This section isn’t just here as an excuse to include this image, honest.
Increasing value while managing costs
Why is the data processing happening at all? It needs to justify its existence because it’s costly. It consumes computing resources when it runs, it likely increases the amount of data that needs to be stored, and increases load on the databases and other stores as it reads from them and updates them. The code needs to be written and maintained, effort that could be spent on other code.
Hopefully the data processing happens because it adds value to the organisation. For instance, the data processing summarises the organisation’s activity over a day or week, so that managers can have a better understanding of the organisation’s performance, which increases the chances that any necessary corrective action happens at the right time.
But just as with a production line, the issues of value, cost, efficiency, reliability, recoverability etc. need to be thought about. Is the requirement to churn through a lot of work efficiently but over a long time, and it doesn’t matter if there’s a long delay between a bit of work becoming available and it being finished? Or is the requirement for a quick response to each bit of work, even though this reduces the amount of work that can be done e.g. over a day? I.e. are we optimising for throughput or latency?
If a data processing pipeline is optimising for throughput, it might organise the work into batches. Each batch could have prep work done on it, e.g. sorting it. At each stage in the processing, the relevant work for the many items in the batch is done together. The batch might need to be split out into individual bits again at the end of the main processing. This overhead will make it take longer for one bit of work, but could be the quickest way to process e.g. 1,000 bits of work.

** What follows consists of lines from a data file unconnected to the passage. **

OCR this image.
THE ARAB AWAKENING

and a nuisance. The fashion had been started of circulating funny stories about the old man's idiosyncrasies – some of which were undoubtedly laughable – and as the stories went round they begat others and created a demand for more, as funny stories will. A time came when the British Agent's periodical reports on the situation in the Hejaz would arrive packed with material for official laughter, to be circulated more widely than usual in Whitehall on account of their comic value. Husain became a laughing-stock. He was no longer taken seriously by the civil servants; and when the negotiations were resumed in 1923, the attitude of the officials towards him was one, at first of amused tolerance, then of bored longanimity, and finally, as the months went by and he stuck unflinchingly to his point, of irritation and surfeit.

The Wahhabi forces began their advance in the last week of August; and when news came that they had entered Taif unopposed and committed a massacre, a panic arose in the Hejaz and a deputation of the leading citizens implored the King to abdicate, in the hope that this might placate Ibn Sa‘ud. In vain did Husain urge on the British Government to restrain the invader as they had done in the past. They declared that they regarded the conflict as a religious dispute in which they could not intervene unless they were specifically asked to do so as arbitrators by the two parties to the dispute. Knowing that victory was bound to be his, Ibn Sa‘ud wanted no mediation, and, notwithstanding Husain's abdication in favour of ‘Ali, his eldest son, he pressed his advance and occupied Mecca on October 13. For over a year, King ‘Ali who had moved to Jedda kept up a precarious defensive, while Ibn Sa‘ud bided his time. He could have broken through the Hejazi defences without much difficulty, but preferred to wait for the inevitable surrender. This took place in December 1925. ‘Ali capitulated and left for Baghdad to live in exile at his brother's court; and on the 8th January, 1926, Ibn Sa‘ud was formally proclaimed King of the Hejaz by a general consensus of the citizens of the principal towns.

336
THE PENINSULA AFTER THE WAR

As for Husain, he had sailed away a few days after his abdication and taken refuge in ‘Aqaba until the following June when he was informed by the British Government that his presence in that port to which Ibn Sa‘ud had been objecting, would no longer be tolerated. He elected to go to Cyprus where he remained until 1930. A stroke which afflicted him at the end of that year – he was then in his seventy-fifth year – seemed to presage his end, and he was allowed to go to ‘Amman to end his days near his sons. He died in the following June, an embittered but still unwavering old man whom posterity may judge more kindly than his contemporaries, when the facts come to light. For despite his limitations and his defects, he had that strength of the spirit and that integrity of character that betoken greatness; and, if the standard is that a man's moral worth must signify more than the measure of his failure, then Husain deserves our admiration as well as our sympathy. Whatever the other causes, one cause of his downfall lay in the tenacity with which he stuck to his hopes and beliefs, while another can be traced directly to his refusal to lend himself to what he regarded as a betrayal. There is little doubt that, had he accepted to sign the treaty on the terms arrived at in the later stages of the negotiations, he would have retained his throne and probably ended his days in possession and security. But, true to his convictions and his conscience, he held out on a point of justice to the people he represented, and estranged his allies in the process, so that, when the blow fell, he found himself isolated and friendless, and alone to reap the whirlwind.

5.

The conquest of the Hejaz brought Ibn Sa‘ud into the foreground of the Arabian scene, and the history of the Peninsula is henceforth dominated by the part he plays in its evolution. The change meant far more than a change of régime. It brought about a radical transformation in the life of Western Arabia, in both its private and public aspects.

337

On the other hand, if the requirement is for latency, then batching is probably best avoided. Each bit of work will be dealt with separately, from one end of the processing to the other. There’s minimum overhead, but also no economies of scale that can come from batches.
This builds on the previous section – safeguarding the value that the data processing hopefully delivers. How do you know that the data processing is working? How do you know that it’s working correctly? Is there a more efficient or effective way to check this than what you’re currently using? Is it better to do one big check at the end, or is it better to more, smaller, checks after each chunk of the processing?
If you detect that something’s wrong, what does that tell you? For instance, if there’s a production line building cars and one car comes off the production line with faulty headlights, will other cars also be affected? This might be because they shared a batch of headlights, or were all produced since a crucial tool was last checked to be working correctly. Might some of these cars have already been shipped to customers? How do you address these kinds of risk to quality – is it worth spending more to get better tools, is it worth putting effort into checking the quality of raw materials and sub-assemblies?
In your data processing, how quickly can you detect problems, and how many undetected existing problems might there be when you do so? What has already been built on top of the data with the problem? When you detect that there’s a problem, how much information do you need to fix the problem, and how much information do you get from your current detector?
Data processing is often thought of as a pipeline, and this is helpful because data and its processing has a lot in common with stuff that goes through pipes and is processed via pipes. However, it also has other things in common with other settings, and these settings can help you to see the problem in a different light. Doing this can help you have a fuller picture of what’s important, and the best way of getting that.